The real Useless Bay is wonderful place to use as a backdrop for a borderlands story because it abuts the unknown. At every low tide something freshly dead and interesting washes up on the beach. You can poke with the stick. “Ew. But cool! But ew!” You can’t help wondering: What else is lurking in the water out there?
Just offshore, according to every nautical map, lies husk marked, “wreck.” I suppose I could take a diving course and find out for sure what that wreck really looks like, but I’d rather use my imagination, and my imagination tells me that that’s where the troll bides his time, accumulating barnacles and waiting for his prey.
Your fantastic story doesn’t have to take place on a beach. Stranger Things takes place in a cul-de-sac in middle America. But the cul-de-sac backs onto a forest. And in that forest is a secret government facility. And in that facility is a little girl . . .
All it takes is your imagination to transform your back yard into something menacing. That neighbor guy in the slippers? The one who’s always telling kids to, “Get off my lawn?” What’s he hiding? Describe him. Describe him lawn. Imagine what his basement might look like.
Think about it. Without realizing it, you’re probably already creeping to the other side of the border between the realistic and the magical.
Then there’s the second part of the grounding of the real in magic realism story, the kind I hope I’ve used in Useless Bay, which is the love.
Remember the image from Stranger Things I used at the beginning? The monster without a face peeling itself out of the wallpaper, the mother running at first, then going back to face it because she loves her son Will that much? Think how easy it would be for her to just get in the car and peel out and never come back. No one would blame her. That thing is scary.
But she doesn’t leave.
What a wonderfully fierce love. And that kind of love all over Stranger Things. The son’s friends—Mike, Lucas, and Justin–would also do anything to get Will back. And when everyone in the community bands together, that’s when things start to happen.

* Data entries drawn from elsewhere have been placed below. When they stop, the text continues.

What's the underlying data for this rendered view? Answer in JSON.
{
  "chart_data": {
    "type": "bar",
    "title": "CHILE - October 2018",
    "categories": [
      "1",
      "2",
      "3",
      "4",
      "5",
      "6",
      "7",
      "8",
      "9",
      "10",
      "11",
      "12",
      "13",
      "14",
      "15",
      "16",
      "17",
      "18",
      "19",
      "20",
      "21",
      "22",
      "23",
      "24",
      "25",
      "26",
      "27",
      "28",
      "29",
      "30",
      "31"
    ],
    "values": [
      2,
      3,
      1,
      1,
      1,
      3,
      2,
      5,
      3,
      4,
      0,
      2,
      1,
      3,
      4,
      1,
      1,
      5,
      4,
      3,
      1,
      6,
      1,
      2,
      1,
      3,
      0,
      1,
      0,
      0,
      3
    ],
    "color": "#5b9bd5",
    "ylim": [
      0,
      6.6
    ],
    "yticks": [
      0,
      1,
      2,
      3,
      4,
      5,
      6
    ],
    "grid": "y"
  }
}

Can you have a magic realism story without that kind of love? Of course. You’d still have all the components. The suspense, the monster, the very real setting. There was this thing that creeped me out but we all got away from it without consequences the end.
Yes, it’s fine. You’re welcome to write a story like that. But I think the good ones have an extra layer, and that can be harder to pull off, but it’s that element that makes your magic realism story more rewarding.
It seems easy for me to say, “Just add love,” but it’s not the kind of thing you can plunk down or cast in a roll of the dice, the way the kids in Stranger Things cast “Fireball” in Dungeons and Dragons.
It can take a lot of soaks in the tub on your part, or walks along the lake or through your neighborhood. Because the kind of love that I’m talking about is connected closely with loss.
Because just as Stranger Things starts out with the loss of Will Byers, Useless Bay starts out with the loss of Grant Shepherd.
Think about your own life. Is there someone or something that you’ve loved and lost? It doesn’t have to be a brother or sister, it could be a grandparent, a family pet. An uncle or cousin or best friend who moved away. A friend you’ve gone to summer camp for years, who decided one year that “poof!” Nothing against you, he just doesn’t like horses anymore.
Conjure up that feeling of, “I’m never going to see them again,” and what you’d do if there were a chance that you might.
Maybe they’re not gone forever—maybe they’re just in the borderlands, and now it’s up to you to bring them back. It won’t be easy. You’ll be forever changed if you try.
What would you do?
If you say “anything,” if you say, “yes, I’m ready,” good for you! Pick up your pen.
You’ve just crossed a border.
It’s time to let the adventure unfold.